Fees for a 50-minute hour
Psychotherapy / Counseling / Coaching —$120
Hypnothearpy — $150
Clients are giving away control of their therapy when they rely on insurance coverage - to a company that has profit as its only motivation. Money guides every coverage decision. Clients often wonder why it would be better to pay out of pocket for psychotherapy. After all, they are already paying for the health insurance - clients are paying but not controlling. That impacts you in important ways and here’s how.
Control of your therapeutic journey.
Insurance companies can and do arbitrarily make a new rule, change a rule, change the amount of each session that they will pay for and thus increase your co-pay. For example, Vermont Medicaid just decided to cut therapist rates from $101 to $88, a $13 pay cut for me. Really? Sometimes they make mistakes, pay the provider the full fee, then months and months later say, ooops, they are going to charge you for their mistake. Sometimes a client does well, improves and meets goals quickly, so that is the end of their coverage and the end of therapy because the company says so. And some companies allot only a set number of visits per year. It isn't possible to just have on-going support via a therapist in the insurance company system - managed care by them, not you.

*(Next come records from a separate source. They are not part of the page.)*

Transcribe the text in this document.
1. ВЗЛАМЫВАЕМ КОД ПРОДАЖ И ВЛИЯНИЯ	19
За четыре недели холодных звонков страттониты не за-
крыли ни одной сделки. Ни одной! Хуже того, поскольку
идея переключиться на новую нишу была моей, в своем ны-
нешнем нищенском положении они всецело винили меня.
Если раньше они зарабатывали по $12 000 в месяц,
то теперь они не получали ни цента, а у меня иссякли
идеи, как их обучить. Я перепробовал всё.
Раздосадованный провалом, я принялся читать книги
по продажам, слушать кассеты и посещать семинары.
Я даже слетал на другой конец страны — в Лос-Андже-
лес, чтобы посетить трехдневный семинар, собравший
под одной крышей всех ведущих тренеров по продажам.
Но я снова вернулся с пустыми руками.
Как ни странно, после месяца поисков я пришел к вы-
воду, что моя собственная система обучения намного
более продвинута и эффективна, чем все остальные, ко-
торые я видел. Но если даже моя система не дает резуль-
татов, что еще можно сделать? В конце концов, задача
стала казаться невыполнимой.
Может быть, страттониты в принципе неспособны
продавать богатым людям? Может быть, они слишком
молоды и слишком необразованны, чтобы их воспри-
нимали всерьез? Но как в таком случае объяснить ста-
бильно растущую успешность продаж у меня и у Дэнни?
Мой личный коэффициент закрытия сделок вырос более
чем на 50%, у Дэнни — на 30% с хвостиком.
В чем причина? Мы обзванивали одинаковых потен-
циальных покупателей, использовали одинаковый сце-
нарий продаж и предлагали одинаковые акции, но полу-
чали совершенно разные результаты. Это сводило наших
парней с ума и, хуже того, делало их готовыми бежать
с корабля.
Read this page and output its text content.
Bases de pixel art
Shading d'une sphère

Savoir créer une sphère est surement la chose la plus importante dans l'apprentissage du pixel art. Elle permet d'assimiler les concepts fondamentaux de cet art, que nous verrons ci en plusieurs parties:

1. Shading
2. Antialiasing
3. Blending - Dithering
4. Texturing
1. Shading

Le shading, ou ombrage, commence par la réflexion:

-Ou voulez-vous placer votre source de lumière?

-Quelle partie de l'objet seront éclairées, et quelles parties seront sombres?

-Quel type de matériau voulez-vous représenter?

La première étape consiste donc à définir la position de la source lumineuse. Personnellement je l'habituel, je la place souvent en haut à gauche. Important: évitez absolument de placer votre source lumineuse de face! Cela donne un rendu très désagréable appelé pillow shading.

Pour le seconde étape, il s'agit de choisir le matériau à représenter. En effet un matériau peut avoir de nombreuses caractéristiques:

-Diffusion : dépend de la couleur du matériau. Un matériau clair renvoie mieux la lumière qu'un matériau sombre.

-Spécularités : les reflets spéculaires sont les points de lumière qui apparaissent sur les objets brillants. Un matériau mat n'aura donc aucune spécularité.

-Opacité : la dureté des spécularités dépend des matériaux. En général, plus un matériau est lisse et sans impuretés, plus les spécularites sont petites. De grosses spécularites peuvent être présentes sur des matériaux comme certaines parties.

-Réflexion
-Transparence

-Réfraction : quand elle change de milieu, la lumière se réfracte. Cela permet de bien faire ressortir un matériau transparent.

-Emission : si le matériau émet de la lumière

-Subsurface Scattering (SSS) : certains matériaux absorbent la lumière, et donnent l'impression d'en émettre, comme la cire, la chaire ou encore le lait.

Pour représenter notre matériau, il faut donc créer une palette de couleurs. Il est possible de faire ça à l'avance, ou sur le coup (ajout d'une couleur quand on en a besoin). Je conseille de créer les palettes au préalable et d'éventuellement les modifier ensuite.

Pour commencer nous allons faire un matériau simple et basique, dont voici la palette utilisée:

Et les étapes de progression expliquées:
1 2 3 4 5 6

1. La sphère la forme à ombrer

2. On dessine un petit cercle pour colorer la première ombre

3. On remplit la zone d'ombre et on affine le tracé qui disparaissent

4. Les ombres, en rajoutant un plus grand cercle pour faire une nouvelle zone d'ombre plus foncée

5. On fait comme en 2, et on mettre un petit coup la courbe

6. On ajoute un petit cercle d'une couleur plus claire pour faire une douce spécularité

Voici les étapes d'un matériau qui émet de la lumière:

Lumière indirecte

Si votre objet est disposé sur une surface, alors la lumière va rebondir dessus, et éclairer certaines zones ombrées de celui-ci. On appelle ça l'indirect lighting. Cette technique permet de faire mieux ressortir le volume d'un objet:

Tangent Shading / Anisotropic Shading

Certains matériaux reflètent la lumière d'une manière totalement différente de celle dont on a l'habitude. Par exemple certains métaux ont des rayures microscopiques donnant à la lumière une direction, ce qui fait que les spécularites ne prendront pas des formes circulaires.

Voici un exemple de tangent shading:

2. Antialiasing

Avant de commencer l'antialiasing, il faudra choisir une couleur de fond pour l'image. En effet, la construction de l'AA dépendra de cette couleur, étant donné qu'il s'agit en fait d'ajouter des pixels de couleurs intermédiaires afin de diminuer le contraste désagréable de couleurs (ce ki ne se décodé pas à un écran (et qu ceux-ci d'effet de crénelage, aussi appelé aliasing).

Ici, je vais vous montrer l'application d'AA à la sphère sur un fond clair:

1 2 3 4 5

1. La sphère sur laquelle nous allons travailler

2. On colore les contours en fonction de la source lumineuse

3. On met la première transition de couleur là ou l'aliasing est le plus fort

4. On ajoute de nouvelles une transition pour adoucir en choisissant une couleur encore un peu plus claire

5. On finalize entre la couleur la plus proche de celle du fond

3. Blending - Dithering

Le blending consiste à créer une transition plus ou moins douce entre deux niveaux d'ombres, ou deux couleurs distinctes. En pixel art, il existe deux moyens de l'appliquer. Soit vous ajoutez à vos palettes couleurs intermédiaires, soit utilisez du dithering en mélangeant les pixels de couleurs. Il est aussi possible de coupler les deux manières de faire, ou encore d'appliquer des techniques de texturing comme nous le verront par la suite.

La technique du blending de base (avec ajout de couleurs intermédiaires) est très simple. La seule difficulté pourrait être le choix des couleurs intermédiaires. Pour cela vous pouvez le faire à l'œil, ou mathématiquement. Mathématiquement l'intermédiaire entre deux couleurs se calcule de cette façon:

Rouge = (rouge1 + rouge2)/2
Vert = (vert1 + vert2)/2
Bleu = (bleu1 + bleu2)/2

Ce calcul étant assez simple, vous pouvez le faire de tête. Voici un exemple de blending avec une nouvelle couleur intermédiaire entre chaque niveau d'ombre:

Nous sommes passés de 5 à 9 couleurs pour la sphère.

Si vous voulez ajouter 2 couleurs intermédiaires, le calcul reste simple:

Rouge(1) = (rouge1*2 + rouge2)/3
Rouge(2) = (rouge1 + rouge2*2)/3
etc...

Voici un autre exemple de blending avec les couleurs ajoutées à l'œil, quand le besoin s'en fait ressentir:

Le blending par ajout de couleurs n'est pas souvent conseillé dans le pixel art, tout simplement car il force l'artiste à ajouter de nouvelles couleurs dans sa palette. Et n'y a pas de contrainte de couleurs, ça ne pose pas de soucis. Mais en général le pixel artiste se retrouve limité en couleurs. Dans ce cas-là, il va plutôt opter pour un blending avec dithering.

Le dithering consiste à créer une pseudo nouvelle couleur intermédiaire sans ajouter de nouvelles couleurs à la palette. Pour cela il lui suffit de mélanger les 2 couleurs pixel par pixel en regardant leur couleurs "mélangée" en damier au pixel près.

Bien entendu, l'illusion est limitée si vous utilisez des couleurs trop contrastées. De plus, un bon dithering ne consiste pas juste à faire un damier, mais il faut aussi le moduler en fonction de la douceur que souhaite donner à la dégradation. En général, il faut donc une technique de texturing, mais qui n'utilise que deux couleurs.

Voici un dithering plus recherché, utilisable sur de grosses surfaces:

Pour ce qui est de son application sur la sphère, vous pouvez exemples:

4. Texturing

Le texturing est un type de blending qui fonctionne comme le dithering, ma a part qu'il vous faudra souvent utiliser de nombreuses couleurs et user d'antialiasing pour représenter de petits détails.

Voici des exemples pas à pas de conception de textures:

Research shows that it is not specifically what therapists actually DO that makes a difference and helps people grow and change when they come for help – it is the relationship therapists BUILD with their clients that makes it happen. Good rapport is magical. But from the insurance company perspective, one therapist is as good as any other, switcho-chango, no big deal. If you and your therapist have built up a rapport that helps move your life forward, it doesn't matter to the insurance company. If that’s the end of their willingness to pay, you are done.
I have seen this happen in my own practice: a major insurance company made a new rule and some of my clients suddenly had to make the choice of being referred out or self-pay. Two had just had relationship break-ups, one just changed her job - really bad timing. Continuity of care is meaningless to them. For insurance companies, that is irrelevant. I was given 2 weeks to help them figure out how they were going to pay for therapy, including moving from weekly to biweekly sessions, or help them find someone new in a very limited market. There just aren't that many of us out there able to take on new clients.
Same thing if you change jobs and the new job doesn't offer the same insurance company and your therapist doesn't take the new one. Stuck again – everyone controlling your health care options but you.
That is why therapists offer fee for service self-pay care. In this scenario you say when you start and end therapy, period. The care you get is decided by you and your therapist, not a managed care administrator.
Control of your information.
Mental health is stigmatized in this country, especially some diagnoses like my own specialty, Borderline Personality Disorder. (People are often labeled 'Borderlines' as if it were their identity.) When you allow the insurance company to decide your therapy options, you also give them the ability to limit your privacy. Your provider has to give a diagnosis code in order to get paid and that is sent to the provider with every claim billed. When they audit your therapist for compliance, they can read all the notes your therapists has written about your personal care. They decide if you really need it; if not the provider has to pay the company back and you have to cover that anyway.
With self-pay your information is stored in your therapist’s HIPAA-compliant system with you in control of who sees what. Yet another way of becoming the heroine of your own life.
Out of Network Benefits.
Help with getting whatever Out of Network Benefits are available. Most fee-for-service therapists will offer a ‘superbill’ at the end of the month which is like a receipt for the payments you have made, and you submit it to your insurance company for reimbursement if you have Out of Network Benefits. I can do a bit more: I will take the reimbursement application (‘superbill’) off your hands and submit it from my office and you wait for your reimbursement.
A bit of advice, too. If you have an FSA, HRA, or HSA, you can put aside pre-tax funds toward covering therapy. These two things can help you save a penny.